The final question is how there can be any benefit in international law for people who experience systemic intimate violence. I propose a theory of non-coercive compliance, which, based on the work of Professors Koh and Reisman, focuses on the impact of international law through norm infiltration. International law is a standard-setting spectrum, to which states can aspire and on which individuals can rely. Fuelled by international actors, NGOs, international bodies and trans-national organisations, international law can effect global change in intimate settings. Specifically, international law human rights law has two functions. The first is an expressive value: international law gives a name to harm that previously fell outside established legal principles and draws a conceptual boundary around such conduct, prohibiting it.
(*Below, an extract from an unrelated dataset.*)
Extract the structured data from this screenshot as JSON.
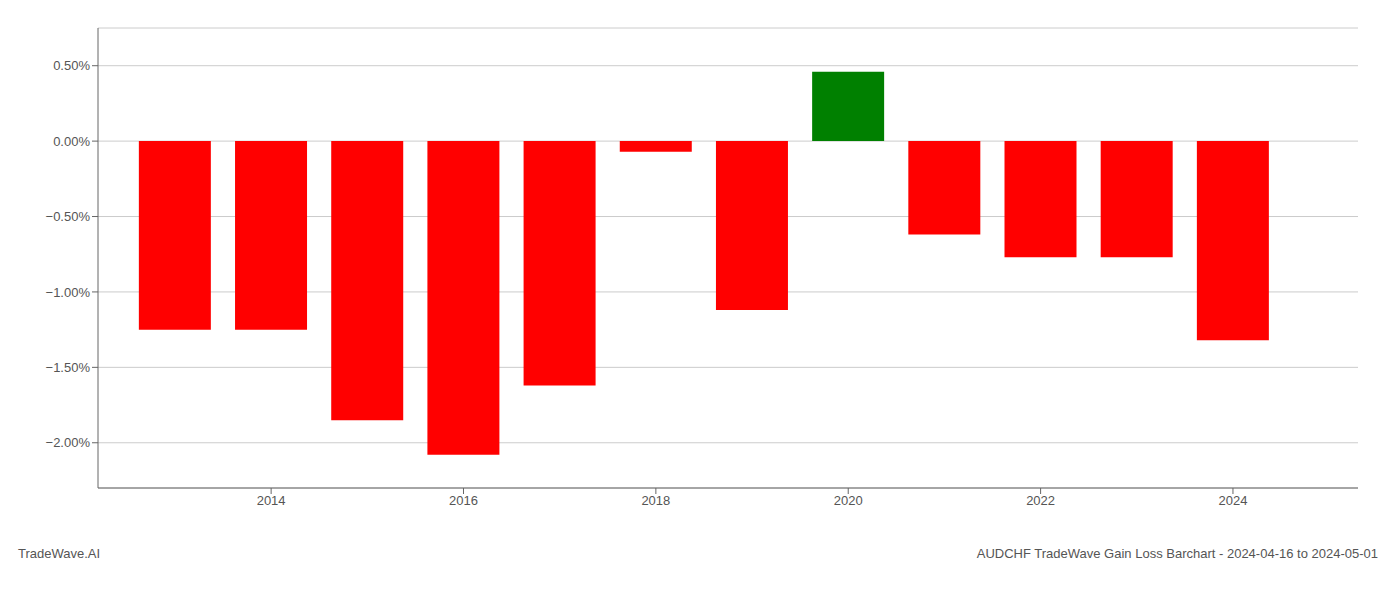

Secondly, international law has an implementing capacity, compelling state to modify their laws in accordance with the international standards.
These values of international law are best evidenced in respect of enforced disappearances. Traditionally, the legal remedies of habeas corpus and extra-judicial killings were not available to the families of the kidnapped political dissidents because the state denied involvement. It was only with the development of the concept of enforced disappearances and the lobbying at the international level, that the nuanced nature of this harm was properly understood and an appropriate legal response fashioned. Today the UN working group on enforced disappearances has clarified roughly 1,763 cases.
These benefits are also evident in respect of systemic intimate violence. An analysis of the CEDAW Committee’s reports from 1984 to present day reveals an interesting pattern. Prior to 1992 domestic violence is rarely mentioned in states’ reports to CEDAW or in the CEDAW committee’s responses. After 1992, however, domestic violence becomes the key feature of states’ reports and of the committee’s response. What happened in 1992? This period saw the greatest global call at the time regarding violence against women and the responsibility of states to prevent domestic violence. It culminated in the General Assembly Declaration on the Elimination of Violence against Women.
I analysed three states’ reports to CEDAW before and after 1992, namely, Nicaragua, Sweden and Mexico. In respect of each state the same pattern applies. Prior to 1992 there is no mention of domestic violence. After 1992 the states begin the process of describing law reform, policy creation and the allocation of funding to the problem of domestic violence. So international law not only facilitated a dialogue regarding domestic violence against women at international law but it led to significant legal changes at the national and municipal level.
This is not to overstate international law. Rather it demonstrates that international law works best when viewed as a forum for the creation of norms and standards that, through a process of norm creation and infiltration, can alleviate harm in the most intimate part of one’s life.